The Church of Jesus Christ is a schismatic organization in the Latter Day Saint movement which was organized in 1965 as a fracturing from the Church of Jesus Christ of Latter Day Saints (Strangite).

In the early 1950s, Theron Drew, a member of the Strangite church, met Merl Kilgore, who at the time was the leader of another Latter Day Saint group called Zion's Order of the Sons of Levi. Drew was convinced that Kilgore was the "One Mighty and Strong" prophesied in Mormon scripture and that Kilgore should become the successor of James Strang, to lead the Strangite Church.
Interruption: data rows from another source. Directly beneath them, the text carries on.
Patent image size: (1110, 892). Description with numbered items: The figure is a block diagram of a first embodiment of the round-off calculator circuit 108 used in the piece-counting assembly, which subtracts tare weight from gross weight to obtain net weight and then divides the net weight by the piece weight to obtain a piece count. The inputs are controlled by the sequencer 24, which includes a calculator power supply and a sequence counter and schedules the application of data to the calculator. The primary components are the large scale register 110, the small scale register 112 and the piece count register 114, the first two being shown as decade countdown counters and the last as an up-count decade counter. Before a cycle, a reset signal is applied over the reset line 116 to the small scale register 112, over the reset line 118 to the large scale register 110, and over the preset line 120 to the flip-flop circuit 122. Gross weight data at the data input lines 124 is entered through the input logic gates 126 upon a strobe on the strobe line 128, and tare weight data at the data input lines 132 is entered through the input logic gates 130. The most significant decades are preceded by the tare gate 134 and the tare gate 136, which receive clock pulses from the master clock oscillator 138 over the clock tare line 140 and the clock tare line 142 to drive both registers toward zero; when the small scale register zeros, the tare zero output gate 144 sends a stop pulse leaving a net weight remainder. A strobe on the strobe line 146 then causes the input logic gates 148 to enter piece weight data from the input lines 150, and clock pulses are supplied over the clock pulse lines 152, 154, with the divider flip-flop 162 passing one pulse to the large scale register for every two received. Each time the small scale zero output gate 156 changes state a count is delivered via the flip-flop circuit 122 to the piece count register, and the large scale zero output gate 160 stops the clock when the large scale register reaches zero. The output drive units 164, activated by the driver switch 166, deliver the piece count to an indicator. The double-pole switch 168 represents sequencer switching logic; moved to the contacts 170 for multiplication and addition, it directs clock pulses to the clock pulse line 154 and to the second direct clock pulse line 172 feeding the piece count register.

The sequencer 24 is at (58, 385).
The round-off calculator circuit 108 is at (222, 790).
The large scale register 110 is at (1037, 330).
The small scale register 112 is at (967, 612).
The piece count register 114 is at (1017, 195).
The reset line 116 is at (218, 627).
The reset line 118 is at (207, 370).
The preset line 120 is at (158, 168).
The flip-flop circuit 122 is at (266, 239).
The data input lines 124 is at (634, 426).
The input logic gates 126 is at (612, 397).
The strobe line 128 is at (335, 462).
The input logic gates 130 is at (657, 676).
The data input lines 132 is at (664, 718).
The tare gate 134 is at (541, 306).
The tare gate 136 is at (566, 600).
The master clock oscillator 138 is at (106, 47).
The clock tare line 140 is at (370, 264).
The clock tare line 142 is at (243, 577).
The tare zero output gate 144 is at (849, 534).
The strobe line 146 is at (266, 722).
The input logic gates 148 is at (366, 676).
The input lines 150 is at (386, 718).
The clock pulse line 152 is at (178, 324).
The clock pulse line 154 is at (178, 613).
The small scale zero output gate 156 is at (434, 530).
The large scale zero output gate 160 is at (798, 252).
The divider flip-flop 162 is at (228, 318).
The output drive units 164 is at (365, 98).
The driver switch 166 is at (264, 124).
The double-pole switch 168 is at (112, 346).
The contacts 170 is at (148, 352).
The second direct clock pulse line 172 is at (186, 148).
However, not long after promoting Kilgore, Drew changed his mind.

When Drew met again with the Strangite Church, he was rejected and excommunicated by them in 1965. Drew, his family, and a small number of supporters then organized The Church of Jesus Christ, claiming it to be the true successor of Joseph Smith's Church of Christ. The Drewite Church met in a farmhouse previously owned by Wingfield W. Watson, an early leader within the Strangites. Theron Drew died in 1978 and leadership of the church passed to his son, Richard Drew.

The Strangite Church sued The Church of Jesus Christ to recover some documents in Theron Drew's possession, but the lawsuit was unsuccessful.